Nursing Assessments:

  1. Monitor for signs and symptoms of new or worsening infection: Fever, tachycardia, tachypnea, altered mental status, localized signs of infection (wound drainage, redness).
  2. Monitor laboratory values: WBC count, CRP, lactate levels as indicators of infection.
  3. Obtain specimens for culture: As needed, obtain blood, urine, sputum, wound cultures to identify potential new infections.

Nursing Interventions:

  1. Administer anti-infectives: Prophylactic antibiotics may be indicated in specific situations. Administer broad-spectrum antibiotics promptly as ordered for suspected infections.
  2. Implement hand hygiene: Emphasize and practice rigorous hand hygiene for all healthcare personnel, patients, and visitors.
  3. Discontinue unnecessary invasive lines: Remove IV lines, urinary catheters, and other invasive devices as soon as clinically appropriate to reduce infection risk.
  4. Promote skin integrity: Implement measures to prevent skin breakdown, such as frequent turning, pressure ulcer prevention strategies, and meticulous wound care.

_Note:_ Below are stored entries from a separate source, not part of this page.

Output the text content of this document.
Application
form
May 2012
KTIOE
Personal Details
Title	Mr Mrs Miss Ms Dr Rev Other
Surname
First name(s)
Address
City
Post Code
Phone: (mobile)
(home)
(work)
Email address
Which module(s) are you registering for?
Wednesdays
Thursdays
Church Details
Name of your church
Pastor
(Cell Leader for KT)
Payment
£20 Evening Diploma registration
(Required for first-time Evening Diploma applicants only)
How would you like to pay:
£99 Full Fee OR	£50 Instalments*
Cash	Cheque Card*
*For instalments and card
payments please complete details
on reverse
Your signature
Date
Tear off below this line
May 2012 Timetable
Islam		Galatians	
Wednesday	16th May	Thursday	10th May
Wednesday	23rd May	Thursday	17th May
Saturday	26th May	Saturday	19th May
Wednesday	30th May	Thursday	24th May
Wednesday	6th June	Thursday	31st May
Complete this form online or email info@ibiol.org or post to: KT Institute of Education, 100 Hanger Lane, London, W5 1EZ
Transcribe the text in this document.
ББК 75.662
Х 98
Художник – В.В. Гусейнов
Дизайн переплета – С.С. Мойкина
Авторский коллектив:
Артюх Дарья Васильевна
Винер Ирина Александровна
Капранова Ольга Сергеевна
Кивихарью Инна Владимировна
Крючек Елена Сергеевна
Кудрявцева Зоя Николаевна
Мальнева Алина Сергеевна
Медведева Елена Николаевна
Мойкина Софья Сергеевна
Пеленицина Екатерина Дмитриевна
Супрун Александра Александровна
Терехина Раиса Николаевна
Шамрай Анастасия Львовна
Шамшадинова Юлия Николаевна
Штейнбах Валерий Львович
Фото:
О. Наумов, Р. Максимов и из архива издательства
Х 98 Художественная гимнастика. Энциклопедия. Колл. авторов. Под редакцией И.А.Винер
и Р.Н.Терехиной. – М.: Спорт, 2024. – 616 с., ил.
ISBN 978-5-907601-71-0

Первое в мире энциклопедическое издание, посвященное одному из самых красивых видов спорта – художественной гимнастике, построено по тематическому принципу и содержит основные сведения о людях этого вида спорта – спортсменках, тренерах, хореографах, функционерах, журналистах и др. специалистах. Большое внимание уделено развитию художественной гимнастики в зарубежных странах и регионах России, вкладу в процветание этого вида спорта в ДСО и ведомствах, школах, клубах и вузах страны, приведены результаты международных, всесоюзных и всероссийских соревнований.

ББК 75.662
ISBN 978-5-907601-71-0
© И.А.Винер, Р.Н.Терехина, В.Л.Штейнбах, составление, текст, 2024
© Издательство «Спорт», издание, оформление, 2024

Conclusion: Enhancing Sepsis Care Through NANDA Nursing Diagnoses

Utilizing NANDA nursing diagnoses in the care of patients with sepsis provides a structured and effective approach to address the complex and rapidly changing needs of these critically ill individuals. By focusing on key diagnoses such as Decreased Cardiac Output, Hyperthermia, Ineffective Protection, Risk for Deficient Fluid Volume, and Risk for Infection, nurses can develop targeted care plans, prioritize interventions, and ultimately contribute to improved patient outcomes in sepsis management. Early recognition, aggressive treatment, and vigilant nursing care remain the cornerstones of sepsis survival.